These include enhancements related to hate crimes, sexual abuse, child abuse, sex trafficking, and elder and dependent adult abuse.
Crimes resulting in "extensive" injuries or where a deadly weapon presented an "extreme and immediate threat to human life" are also in this bucket.
In an office that routinely charges hundreds of cases each week, some people familiar with the memo said the new process did not seem realistic — particularly as charging decisions for people in custody must take place within 48 hours.
Critics also noted that, in early January, attorneys had sent hundreds of cases to Price and her team to review at Price's request. To date, there has not been a response, they said.
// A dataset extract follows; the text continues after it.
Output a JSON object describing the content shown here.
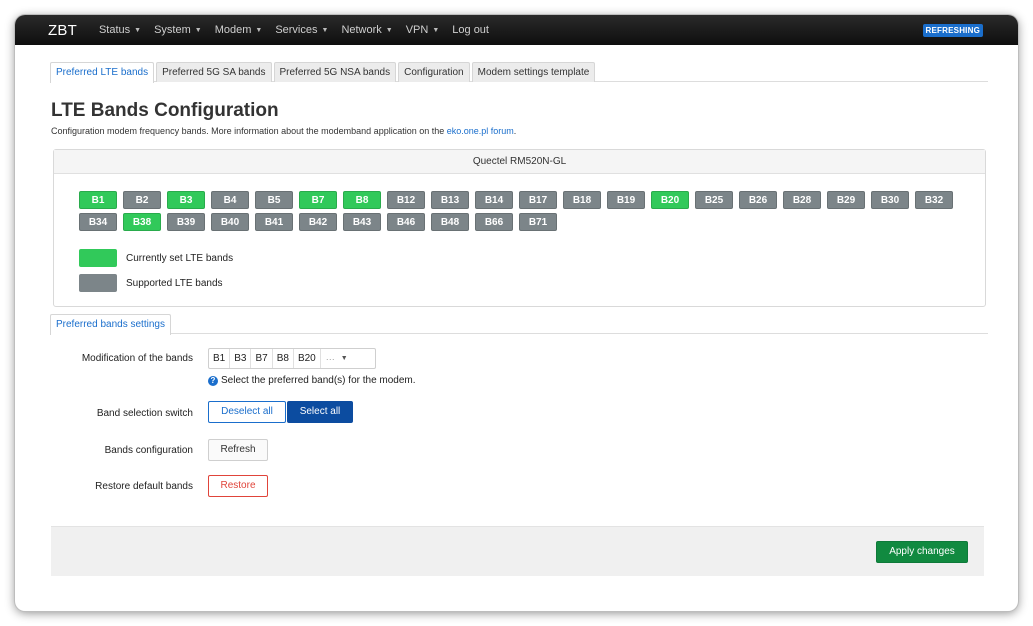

"We’ve been told for weeks now to run cases by them. They do not respond," the employee said. "They don't have the bandwidth to respond to all these cases."
New Price directive starts Monday, is retroactive
In Wednesday's memo, Price also directed prosecutors at the charging stage to drop prior strikes, which significantly extend prison sentences.
The state's Committee on Revision of the Penal Code has urged the repeal of the Three Strikes law altogether, writing last year that it "has been applied inconsistently and disproportionately against people of color" and asserting that the "crime-prevention effects the law aimed to achieve have not been realized."
Price's new "interim final" guidelines go into effect Monday and will be retroactive, applying to cases sentenced within the past 120 days .
But Price also asked staffers to provide feedback by the end of the month if they would like it to be considered as part of the final version of the document, which will come later.
In a prepared statement Thursday, the office said Price had "worked with our leadership team to develop guidelines consistent with the mandate given to her by the voters."
The directive was "designed to create structural changes to improve operations and 'for the fair and balanced administration of justice,'" the office said.
"This is not a top-down directive," the statement continued. "Our office is listening and working collectively to serve the people of Alameda County."